O’Neal is only 33 years of age, but since he was a first round draft pick of the Indiana Pacers in 1996 as a 17-year-old, he’s got lot of miles on his body. And considering the Suns training staff’s sterling league-wide reputation for working with older, sometimes injury-prone players, Phoenix made sense.

“I always knew that their training staff was phenomenal,” he said. “That was kind of the word around the league amongst the players, that the training staff can really take a body and put three or four years on it by the things that they do to the body. That did have an impact on my decision, as well.”

Phoenix has also had the reputation of a place where older players come to cash a paycheck and end their careers before riding off into the sunset, but O’Neal wants to be a leader on what’s become a much younger roster.

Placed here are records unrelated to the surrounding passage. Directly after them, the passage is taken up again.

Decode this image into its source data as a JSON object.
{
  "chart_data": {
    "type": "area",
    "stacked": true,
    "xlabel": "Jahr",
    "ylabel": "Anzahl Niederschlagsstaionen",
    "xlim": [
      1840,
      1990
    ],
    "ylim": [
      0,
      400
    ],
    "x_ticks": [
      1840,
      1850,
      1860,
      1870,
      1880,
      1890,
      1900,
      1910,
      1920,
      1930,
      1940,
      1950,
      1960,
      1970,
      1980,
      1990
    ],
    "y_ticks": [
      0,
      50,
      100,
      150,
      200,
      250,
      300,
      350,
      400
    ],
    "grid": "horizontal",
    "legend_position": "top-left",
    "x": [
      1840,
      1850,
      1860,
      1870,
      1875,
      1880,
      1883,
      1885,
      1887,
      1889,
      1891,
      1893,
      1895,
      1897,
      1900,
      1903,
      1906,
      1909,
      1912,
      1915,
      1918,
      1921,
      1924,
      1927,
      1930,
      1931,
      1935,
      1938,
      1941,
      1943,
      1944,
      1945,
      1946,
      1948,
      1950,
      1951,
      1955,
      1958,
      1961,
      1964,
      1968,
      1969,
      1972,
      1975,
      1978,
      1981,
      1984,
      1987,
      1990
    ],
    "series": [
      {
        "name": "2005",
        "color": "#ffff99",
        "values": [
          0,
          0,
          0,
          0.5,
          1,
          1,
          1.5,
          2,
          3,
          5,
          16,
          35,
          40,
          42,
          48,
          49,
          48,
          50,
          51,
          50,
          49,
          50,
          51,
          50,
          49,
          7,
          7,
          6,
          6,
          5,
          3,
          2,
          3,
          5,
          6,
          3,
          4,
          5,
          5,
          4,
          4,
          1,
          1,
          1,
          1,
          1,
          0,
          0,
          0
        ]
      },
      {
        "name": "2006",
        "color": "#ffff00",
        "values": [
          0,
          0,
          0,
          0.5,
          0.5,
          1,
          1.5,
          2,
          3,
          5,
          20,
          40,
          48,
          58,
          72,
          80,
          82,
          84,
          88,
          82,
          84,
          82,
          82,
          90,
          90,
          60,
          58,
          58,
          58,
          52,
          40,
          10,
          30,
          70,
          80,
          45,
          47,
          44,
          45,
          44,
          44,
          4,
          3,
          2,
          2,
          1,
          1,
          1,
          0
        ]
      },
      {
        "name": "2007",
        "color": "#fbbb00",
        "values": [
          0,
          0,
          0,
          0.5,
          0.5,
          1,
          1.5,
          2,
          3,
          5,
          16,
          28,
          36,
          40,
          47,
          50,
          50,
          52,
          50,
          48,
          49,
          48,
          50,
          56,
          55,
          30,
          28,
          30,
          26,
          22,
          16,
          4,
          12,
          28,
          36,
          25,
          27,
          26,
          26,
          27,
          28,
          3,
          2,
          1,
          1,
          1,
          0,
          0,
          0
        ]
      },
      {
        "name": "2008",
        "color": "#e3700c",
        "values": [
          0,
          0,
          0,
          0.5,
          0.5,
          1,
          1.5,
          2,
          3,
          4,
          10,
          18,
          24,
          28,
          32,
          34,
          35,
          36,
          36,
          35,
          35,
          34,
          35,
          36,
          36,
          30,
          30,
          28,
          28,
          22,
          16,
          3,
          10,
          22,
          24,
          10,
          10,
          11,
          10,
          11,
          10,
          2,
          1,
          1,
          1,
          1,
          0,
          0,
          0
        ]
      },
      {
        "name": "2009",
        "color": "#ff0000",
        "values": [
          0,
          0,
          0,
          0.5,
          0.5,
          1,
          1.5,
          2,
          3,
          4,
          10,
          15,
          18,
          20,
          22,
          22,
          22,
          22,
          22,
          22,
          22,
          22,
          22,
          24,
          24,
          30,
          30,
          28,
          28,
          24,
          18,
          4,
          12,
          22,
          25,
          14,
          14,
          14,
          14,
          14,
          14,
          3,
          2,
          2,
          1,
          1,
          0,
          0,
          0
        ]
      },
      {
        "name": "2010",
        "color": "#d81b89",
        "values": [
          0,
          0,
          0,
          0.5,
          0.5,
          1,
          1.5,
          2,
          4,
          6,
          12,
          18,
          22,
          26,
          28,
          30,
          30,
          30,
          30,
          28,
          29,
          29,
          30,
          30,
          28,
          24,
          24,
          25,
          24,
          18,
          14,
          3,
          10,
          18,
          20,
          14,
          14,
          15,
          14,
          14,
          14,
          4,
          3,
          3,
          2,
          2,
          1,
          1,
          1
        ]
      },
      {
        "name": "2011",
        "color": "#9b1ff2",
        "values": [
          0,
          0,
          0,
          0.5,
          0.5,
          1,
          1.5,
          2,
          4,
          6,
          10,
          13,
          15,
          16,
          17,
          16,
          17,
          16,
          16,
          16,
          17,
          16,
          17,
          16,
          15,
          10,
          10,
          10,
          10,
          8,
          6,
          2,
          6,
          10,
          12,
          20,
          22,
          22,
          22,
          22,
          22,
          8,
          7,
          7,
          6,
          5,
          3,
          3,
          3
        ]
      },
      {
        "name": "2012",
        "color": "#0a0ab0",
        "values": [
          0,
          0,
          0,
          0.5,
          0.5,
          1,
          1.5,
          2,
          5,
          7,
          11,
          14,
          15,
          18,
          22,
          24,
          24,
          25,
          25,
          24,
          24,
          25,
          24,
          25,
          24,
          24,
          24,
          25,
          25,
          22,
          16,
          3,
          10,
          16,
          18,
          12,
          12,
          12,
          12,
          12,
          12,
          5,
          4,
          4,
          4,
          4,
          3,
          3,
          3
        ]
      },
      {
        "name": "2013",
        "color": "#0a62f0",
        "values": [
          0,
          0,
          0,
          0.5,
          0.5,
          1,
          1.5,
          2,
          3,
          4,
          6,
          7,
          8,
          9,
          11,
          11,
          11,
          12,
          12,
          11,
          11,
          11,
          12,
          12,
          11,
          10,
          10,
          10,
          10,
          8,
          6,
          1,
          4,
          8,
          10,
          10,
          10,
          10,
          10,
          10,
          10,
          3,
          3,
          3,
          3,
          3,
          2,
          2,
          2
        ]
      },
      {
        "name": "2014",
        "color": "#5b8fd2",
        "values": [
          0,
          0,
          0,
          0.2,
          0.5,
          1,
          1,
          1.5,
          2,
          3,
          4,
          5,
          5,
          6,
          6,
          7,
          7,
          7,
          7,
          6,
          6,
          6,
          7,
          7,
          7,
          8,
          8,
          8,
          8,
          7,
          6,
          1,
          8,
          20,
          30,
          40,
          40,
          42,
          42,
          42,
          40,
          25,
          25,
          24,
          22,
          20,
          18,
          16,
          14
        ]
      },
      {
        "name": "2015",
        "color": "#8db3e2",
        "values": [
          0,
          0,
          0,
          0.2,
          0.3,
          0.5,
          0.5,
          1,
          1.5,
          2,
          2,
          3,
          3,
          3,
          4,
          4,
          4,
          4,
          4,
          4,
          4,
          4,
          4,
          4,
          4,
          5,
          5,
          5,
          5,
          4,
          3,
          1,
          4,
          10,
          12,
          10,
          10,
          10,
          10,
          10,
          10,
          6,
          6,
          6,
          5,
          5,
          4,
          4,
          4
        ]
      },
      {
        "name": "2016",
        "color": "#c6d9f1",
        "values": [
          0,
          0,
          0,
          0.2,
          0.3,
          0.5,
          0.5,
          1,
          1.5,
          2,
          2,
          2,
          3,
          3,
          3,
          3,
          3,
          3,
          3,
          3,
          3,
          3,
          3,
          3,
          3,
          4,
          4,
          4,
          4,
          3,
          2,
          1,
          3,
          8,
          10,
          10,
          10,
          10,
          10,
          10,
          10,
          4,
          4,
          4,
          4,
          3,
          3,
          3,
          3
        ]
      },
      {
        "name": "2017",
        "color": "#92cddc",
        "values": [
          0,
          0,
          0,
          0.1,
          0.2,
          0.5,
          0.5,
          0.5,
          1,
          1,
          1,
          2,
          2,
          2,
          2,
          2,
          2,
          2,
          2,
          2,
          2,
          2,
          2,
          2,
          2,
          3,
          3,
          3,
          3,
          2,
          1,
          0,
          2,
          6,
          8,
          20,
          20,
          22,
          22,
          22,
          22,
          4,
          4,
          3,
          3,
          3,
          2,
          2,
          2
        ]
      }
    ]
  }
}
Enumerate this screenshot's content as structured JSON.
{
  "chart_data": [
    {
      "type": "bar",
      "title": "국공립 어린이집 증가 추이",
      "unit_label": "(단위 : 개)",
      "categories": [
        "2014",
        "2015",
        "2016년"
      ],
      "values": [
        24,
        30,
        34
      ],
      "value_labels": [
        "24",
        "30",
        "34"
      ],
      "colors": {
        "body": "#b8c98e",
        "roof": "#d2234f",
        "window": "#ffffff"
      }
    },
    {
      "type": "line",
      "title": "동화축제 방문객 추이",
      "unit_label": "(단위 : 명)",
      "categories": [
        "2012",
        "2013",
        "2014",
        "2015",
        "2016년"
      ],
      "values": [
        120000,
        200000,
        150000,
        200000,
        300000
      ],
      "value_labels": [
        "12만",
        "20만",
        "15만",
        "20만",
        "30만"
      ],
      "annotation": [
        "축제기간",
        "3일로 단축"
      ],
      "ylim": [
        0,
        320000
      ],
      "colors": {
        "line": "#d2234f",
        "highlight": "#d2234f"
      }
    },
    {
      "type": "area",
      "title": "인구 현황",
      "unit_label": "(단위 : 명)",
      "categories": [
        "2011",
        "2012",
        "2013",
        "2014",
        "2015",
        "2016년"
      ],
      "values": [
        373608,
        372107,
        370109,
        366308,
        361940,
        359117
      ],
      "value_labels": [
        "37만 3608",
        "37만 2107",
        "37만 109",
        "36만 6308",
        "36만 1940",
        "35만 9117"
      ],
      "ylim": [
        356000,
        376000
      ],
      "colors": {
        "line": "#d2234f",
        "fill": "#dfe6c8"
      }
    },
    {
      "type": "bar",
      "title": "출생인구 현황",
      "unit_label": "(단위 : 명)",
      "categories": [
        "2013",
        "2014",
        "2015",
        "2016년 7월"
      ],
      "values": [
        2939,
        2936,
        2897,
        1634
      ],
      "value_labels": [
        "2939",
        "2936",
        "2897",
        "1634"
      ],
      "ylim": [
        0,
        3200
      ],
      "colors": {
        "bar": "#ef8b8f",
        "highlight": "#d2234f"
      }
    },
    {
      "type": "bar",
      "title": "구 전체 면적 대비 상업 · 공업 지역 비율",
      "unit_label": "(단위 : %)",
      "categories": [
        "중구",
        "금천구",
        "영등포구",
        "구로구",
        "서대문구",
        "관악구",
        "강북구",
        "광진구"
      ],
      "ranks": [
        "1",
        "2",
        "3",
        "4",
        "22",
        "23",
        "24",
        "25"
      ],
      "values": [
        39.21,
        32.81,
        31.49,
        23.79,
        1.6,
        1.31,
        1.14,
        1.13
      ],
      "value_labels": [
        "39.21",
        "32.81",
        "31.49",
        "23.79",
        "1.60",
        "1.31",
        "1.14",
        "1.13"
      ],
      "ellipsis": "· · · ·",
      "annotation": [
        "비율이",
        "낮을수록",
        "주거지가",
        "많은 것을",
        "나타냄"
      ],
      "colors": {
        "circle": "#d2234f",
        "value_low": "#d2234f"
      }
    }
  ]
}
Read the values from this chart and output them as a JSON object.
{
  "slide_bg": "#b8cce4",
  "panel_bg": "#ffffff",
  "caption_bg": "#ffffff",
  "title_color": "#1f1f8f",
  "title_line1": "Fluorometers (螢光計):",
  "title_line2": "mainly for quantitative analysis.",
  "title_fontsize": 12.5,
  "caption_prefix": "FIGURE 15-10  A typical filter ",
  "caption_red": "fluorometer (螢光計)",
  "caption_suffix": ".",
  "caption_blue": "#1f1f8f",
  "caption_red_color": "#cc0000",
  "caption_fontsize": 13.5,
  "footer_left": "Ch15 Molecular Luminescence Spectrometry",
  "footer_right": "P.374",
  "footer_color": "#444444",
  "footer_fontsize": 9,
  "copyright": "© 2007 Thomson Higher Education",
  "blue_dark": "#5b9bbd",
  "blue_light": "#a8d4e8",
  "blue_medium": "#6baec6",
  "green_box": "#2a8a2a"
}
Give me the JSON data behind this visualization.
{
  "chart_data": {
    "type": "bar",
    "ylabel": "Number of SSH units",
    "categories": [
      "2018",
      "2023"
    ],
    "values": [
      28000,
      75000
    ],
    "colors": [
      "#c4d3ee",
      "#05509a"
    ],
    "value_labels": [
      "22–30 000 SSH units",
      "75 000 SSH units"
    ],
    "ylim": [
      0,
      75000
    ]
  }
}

He also wants to shift the decades-old label on the franchise that they’re too nice — subject that came up in discussions with president of basketball operations Lon Babby, general manager Lance Blanks and head coach Alvin Gentry.

“We spoke a little bit about the niceness of the team and how the view on the outside looking in that Phoenix has always been a talented team, but they’ve also been considered very nice,” he said. “And any time you’re considered very nice, other teams feel like they have the opportunity of beating you.

“I think that’s one thing that my Indiana teams always had. You think about those Detroit teams with Rip [Hamilton] and Rasheed [Wallace] and the Boston Celtics teams with Kevin [Garnett] and those guys — they’ve always been perceived as hard-nosed, physical, beatdown-type of teams who had a lot of talent. Those are some of the things that I want to bring to this team.”